Newy Fagan Works

Newy Fagan

Artist’s Statement

I entered the art world at a young age with a passion for drawing.  Being raised on the shoreline of Connecticut provided ample opportunities to study with artists, whose styles ranged from traditional realism to abstraction.  They became my role models and by the time I headed off to study art at Southern Connecticut State University, I had acquired a good foundation in the fine arts.

Throughout the early years I also developed a passion for horses.  My family owned a small farm and to have a horse meant the world to me.  I had to learn the value of a dollar and earn the upkeep.  Faced with that reality, I found it only natural to teach art to kids younger than myself, give riding lessons too, and work at the local art supply store.

After graduation from college, I taught elementary art, K-6, for two years in Killingworth, Connecticut.  The program was a huge success, but it was my ambition to be a painter, a professional artist.  I spent the next five years at the easel.

Simultaneously, during that time, Tiffany windows became antiques, and the stained glass industry in America began to experience a renewed interest.  I saw evidence of glass items being displayed at some of the juried outdoor art shows where I was exhibiting my canvases.  I met Millicent McKee of Thendara Studio in Oxford, Connecticut.  She introduced me to glass and my life took a turn.  I progressively spent more time at the glass bench and less time at the easel.  The year was now 1977.

Millicent traveled to the trade shows and commented that Bullseye Glass Company, a new manufacturer in Portland, Oregon who was producing beautiful hand cast art glass for the stained glass industry, was also talking of renewing ancient glass processes that involved fusing glass in a kiln.  Millicent was a china painter and I had been involved with firing clay and had a small kiln for wax burnouts for lost wax jewelry processes.  There was one big problem, though.  We didn’t understand how crucial compatibility and annealing as, thus most attempts were disastrous.  I continued to work with glass and had more luck painting and firing glass.

Within a few years I moved south to live in the Ocala National Forest in Florida and met a person with a studio that was bringing glass artists to study with.  I requested someone to teach fusing, and in 1982, Tim O’Neill came from Portland, Oregon to give that first infamous workshop in the Southeast.

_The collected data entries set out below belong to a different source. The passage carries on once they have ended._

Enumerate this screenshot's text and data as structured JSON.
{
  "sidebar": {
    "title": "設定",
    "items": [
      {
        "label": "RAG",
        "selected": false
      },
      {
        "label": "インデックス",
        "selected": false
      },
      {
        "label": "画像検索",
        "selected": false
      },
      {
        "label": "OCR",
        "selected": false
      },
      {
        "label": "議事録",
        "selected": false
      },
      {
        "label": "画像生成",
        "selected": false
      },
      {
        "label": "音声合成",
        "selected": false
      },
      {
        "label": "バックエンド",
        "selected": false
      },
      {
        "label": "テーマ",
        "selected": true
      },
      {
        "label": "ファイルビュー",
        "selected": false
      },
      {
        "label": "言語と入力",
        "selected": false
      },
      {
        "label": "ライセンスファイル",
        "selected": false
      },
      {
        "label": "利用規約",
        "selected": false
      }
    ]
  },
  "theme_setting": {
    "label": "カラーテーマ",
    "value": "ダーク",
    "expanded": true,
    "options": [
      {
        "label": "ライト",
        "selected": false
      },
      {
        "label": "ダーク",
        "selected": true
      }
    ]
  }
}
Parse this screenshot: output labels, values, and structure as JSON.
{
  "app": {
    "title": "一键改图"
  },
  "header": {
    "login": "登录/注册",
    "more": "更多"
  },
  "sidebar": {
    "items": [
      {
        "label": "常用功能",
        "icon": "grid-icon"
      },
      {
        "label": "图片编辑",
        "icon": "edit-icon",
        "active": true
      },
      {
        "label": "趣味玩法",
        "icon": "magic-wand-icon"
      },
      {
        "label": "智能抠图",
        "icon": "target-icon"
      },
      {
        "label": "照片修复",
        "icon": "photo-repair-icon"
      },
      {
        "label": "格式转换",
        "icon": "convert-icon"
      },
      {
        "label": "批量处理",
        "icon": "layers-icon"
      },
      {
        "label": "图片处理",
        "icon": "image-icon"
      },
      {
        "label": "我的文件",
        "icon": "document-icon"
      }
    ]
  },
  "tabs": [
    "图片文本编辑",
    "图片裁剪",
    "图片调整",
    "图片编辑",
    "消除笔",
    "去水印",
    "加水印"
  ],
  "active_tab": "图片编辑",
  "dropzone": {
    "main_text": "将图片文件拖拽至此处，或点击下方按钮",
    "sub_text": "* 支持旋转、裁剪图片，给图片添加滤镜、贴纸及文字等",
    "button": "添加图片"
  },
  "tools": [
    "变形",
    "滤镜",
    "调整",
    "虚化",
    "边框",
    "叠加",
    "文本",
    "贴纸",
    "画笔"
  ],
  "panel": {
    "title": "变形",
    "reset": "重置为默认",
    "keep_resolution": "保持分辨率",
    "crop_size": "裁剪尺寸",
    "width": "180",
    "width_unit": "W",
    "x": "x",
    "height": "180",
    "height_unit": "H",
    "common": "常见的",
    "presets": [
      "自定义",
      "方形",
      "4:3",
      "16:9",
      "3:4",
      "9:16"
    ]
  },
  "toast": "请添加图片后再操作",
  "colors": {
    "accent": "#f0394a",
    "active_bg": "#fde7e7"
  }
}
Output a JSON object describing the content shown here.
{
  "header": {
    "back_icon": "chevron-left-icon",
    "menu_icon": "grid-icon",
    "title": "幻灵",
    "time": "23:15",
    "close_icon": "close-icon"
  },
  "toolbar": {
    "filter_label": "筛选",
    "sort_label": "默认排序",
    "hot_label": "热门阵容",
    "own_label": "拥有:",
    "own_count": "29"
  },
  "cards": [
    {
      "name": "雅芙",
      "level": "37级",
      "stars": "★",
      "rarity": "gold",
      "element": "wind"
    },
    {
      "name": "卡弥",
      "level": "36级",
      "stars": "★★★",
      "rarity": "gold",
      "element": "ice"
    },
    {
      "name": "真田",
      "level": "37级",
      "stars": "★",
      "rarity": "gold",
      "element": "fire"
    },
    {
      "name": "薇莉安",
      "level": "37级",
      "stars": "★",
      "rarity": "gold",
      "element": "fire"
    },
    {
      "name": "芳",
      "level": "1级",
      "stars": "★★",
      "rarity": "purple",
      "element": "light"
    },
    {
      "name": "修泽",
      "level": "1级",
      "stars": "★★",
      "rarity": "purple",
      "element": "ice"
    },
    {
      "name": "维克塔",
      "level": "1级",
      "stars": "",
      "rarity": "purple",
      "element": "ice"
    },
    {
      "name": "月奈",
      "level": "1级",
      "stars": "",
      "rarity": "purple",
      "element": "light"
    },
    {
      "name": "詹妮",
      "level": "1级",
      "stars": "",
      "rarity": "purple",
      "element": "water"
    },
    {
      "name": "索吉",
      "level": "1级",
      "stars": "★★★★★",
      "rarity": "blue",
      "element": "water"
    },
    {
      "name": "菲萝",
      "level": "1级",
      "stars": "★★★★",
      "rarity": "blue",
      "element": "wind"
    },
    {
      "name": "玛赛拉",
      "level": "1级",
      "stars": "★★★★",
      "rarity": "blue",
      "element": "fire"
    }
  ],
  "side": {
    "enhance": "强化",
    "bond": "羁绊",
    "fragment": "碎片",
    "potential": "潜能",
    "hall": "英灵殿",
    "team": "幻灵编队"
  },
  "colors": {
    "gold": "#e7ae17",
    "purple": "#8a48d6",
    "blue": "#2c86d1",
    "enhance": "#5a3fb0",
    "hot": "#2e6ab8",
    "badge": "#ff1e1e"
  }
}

The kilnformed glass movement had begun.  I acquired the 28th kiln sold through Bullseye, especially designed with elements in the ceiling for firing glass.  I am very grateful to Boyce Lunstrom, one of the original partners of Bullseye Glass, for initiating the rediscovery of the early glass forming techniques, and to Bullseye Glass for offering a line of “tested compatible” glass, too.  Boyce eventually opened Camp Colton in Oregon to those interested in pursuing these techniques and I had several great sessions there along with others from all over.

The movement has spread worldwide and I believe glass has become the major impact in the history of art in this century.  I have been working with glass for the past twenty years and have enjoyed the journey, pioneering with the leaders of the kilnformed glass movement.  And I also enjoy teaching these processes at various workshops around the country.

My work is a reflection of my life.  I use the horse as a metaphor for what I am feeling.  There is a spiritual contact between the horse and the human condition that is older than the discovery of glass, a very powerful connection and emotion throughout history.